The output will look something like this:

ORIENTATION_MATRIX_LIST matrices.dat
NEW_MATRIX_LIST indexed.dat
# Be sure to set the UNIT_CELL and SPACE_GROUP for indexing. cppxfel cannot index without this knowledge.
SPACE_GROUP 0
UNIT_CELL 0 0 0 0 0 0 

MM_PER_PIXEL 0.11
BEAM_CENTRE 881.755 881.5075
DETECTOR_DISTANCE 90.9988
INTEGRATION_WAVELENGTH 1.45825667181 

PANEL_LIST panels.txt
METROLOGY_SEARCH_SIZE 2

# If your crystal is highly mosaic or the detector is quite far back you may need to increase the padding values.
SHOEBOX_FOREGROUND_PADDING 1
SHOEBOX_NEITHER_PADDING 2
SHOEBOX_BACKGROUND_PADDING 3

# If you see too many spots, increase the intensity threshold.
INTENSITY_THRESHOLD 12
ABSOLUTE_INTENSITY OFF

OVER_PRED_BANDWIDTH 0.07

REFINE_ORIENTATIONS ON
ROUGH_CALCULATION ON

# Specifies maximum multiple lattices to index in total
SOLUTION_ATTEMPTS 1

# Maximum reciprocal distance from spot to spot to consider for analysis.
# A maximum reciprocal distance of 0.1 would be equivalent separation
# between the beam centre and the 10 Angstrom resolution ring.
MAX_RECIPROCAL_DISTANCE 0.15

# Initial rlp size: used to determine the tolerances for the vector lengths in the crystal.
# For a 1 micron crystal with no mosaicity, the initial rlp size is 0.0001 Ang^-1 (i.e.,
# 1 / 10000 Ang). To be more strict for indexing, lower this number; to be less strict increase it.
INITIAL_RLP_SIZE 0.0001

# If you wish to see more verbose output, change to 1 (moderate), or 2 (debug, usually too much).
VERBOSITY_LEVEL 0

COMMANDS

INDEX

Note that some parameters have not been initialised. Edit these lines in order to supply the correct information. The edited lines are shown below, but check the entire input.
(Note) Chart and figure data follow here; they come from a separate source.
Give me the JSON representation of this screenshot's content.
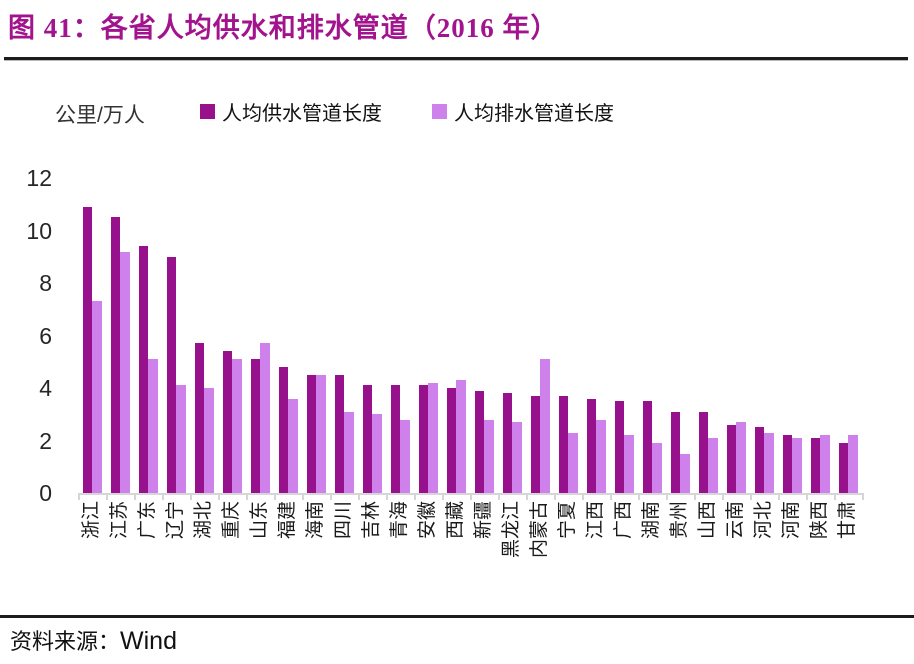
{
  "title": "图 41：各省人均供水和排水管道（2016 年）",
  "unit_label": "公里/万人",
  "source": {
    "prefix": "资料来源：",
    "name": "Wind"
  },
  "colors": {
    "supply": "#97108C",
    "drainage": "#CE81EA",
    "title": "#A2138E",
    "axis": "#D6D6D6",
    "text": "#262626"
  },
  "legend": [
    {
      "label": "人均供水管道长度",
      "color_key": "supply"
    },
    {
      "label": "人均排水管道长度",
      "color_key": "drainage"
    }
  ],
  "chart_data": {
    "type": "bar",
    "title": "各省人均供水和排水管道（2016 年）",
    "ylabel": "公里/万人",
    "xlabel": "",
    "ylim": [
      0,
      12
    ],
    "yticks": [
      0,
      2,
      4,
      6,
      8,
      10,
      12
    ],
    "grid": false,
    "legend_position": "top",
    "categories": [
      "浙江",
      "江苏",
      "广东",
      "辽宁",
      "湖北",
      "重庆",
      "山东",
      "福建",
      "海南",
      "四川",
      "吉林",
      "青海",
      "安徽",
      "西藏",
      "新疆",
      "黑龙江",
      "内蒙古",
      "宁夏",
      "江西",
      "广西",
      "湖南",
      "贵州",
      "山西",
      "云南",
      "河北",
      "河南",
      "陕西",
      "甘肃"
    ],
    "series": [
      {
        "name": "人均供水管道长度",
        "values": [
          10.9,
          10.5,
          9.4,
          9.0,
          5.7,
          5.4,
          5.1,
          4.8,
          4.5,
          4.5,
          4.1,
          4.1,
          4.1,
          4.0,
          3.9,
          3.8,
          3.7,
          3.7,
          3.6,
          3.5,
          3.5,
          3.1,
          3.1,
          2.6,
          2.5,
          2.2,
          2.1,
          1.9
        ]
      },
      {
        "name": "人均排水管道长度",
        "values": [
          7.3,
          9.2,
          5.1,
          4.1,
          4.0,
          5.1,
          5.7,
          3.6,
          4.5,
          3.1,
          3.0,
          2.8,
          4.2,
          4.3,
          2.8,
          2.7,
          5.1,
          2.3,
          2.8,
          2.2,
          1.9,
          1.5,
          2.1,
          2.7,
          2.3,
          2.1,
          2.2,
          2.2
        ]
      }
    ]
  }
}
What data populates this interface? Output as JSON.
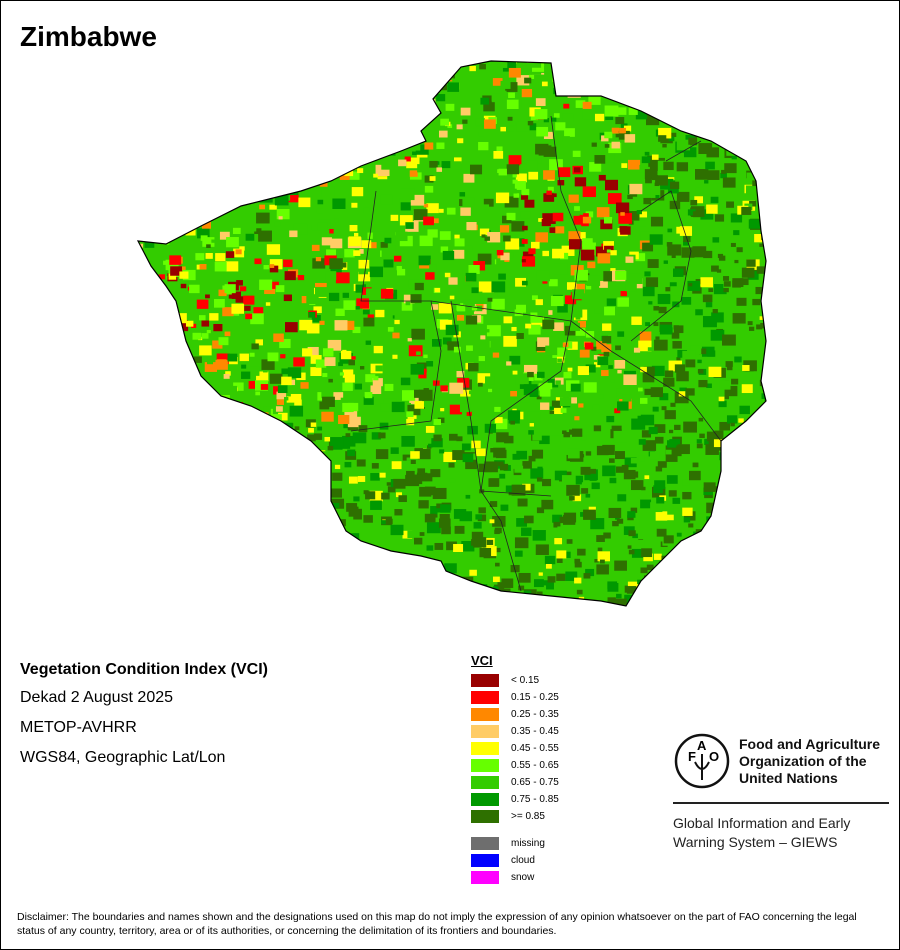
{
  "title": "Zimbabwe",
  "info": {
    "product": "Vegetation Condition Index (VCI)",
    "period": "Dekad 2 August 2025",
    "sensor": "METOP-AVHRR",
    "projection": "WGS84, Geographic Lat/Lon"
  },
  "legend": {
    "title": "VCI",
    "classes": [
      {
        "label": "< 0.15",
        "color": "#990000"
      },
      {
        "label": "0.15 - 0.25",
        "color": "#ff0000"
      },
      {
        "label": "0.25 - 0.35",
        "color": "#ff8800"
      },
      {
        "label": "0.35 - 0.45",
        "color": "#ffcc66"
      },
      {
        "label": "0.45 - 0.55",
        "color": "#ffff00"
      },
      {
        "label": "0.55 - 0.65",
        "color": "#66ff00"
      },
      {
        "label": "0.65 - 0.75",
        "color": "#33cc00"
      },
      {
        "label": "0.75 - 0.85",
        "color": "#009900"
      },
      {
        "label": ">= 0.85",
        "color": "#2e7000"
      }
    ],
    "other": [
      {
        "label": "missing",
        "color": "#6e6e6e"
      },
      {
        "label": "cloud",
        "color": "#0000ff"
      },
      {
        "label": "snow",
        "color": "#ff00ff"
      }
    ]
  },
  "logo": {
    "org_line1": "Food and Agriculture",
    "org_line2": "Organization of the",
    "org_line3": "United Nations",
    "giews_line1": "Global Information and Early",
    "giews_line2": "Warning System – GIEWS",
    "emblem_text": "FAO FIAT PANIS"
  },
  "disclaimer": "Disclaimer: The boundaries and names shown and the designations used on this map do not imply the expression of any opinion whatsoever on the part of FAO concerning the legal status of any country, territory, area or of its authorities, or concerning the delimitation of its frontiers and boundaries."
}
The space group and unit cell are essential for cppxfel indexing: it cannot currently index without a known unit cell and space group.

SPACE_GROUP 197
UNIT_CELL 106.1 106.1 106.1 90 90 90

When the index.txt file is ready, you may run indexing on the data:

cppxfel.run -i index.txt

Wavelength histograms should appear every time an image is successfully indexed:

Wavelength histogram for shot-s00-20130316164947655.img
1.356	
1.366	
1.377	
1.387	...
1.397	....
1.407	......
1.417	..
1.428	....
1.438	..
1.448	.....
1.458	................................................................
1.468	................................................................
1.479	........
1.489	..
1.499	....
1.509	....
1.52	...
1.53	
1.54	
1.55	
1.56	

At the end of the run, it should create a file called integrate-indexed.dat which can be fed into integration.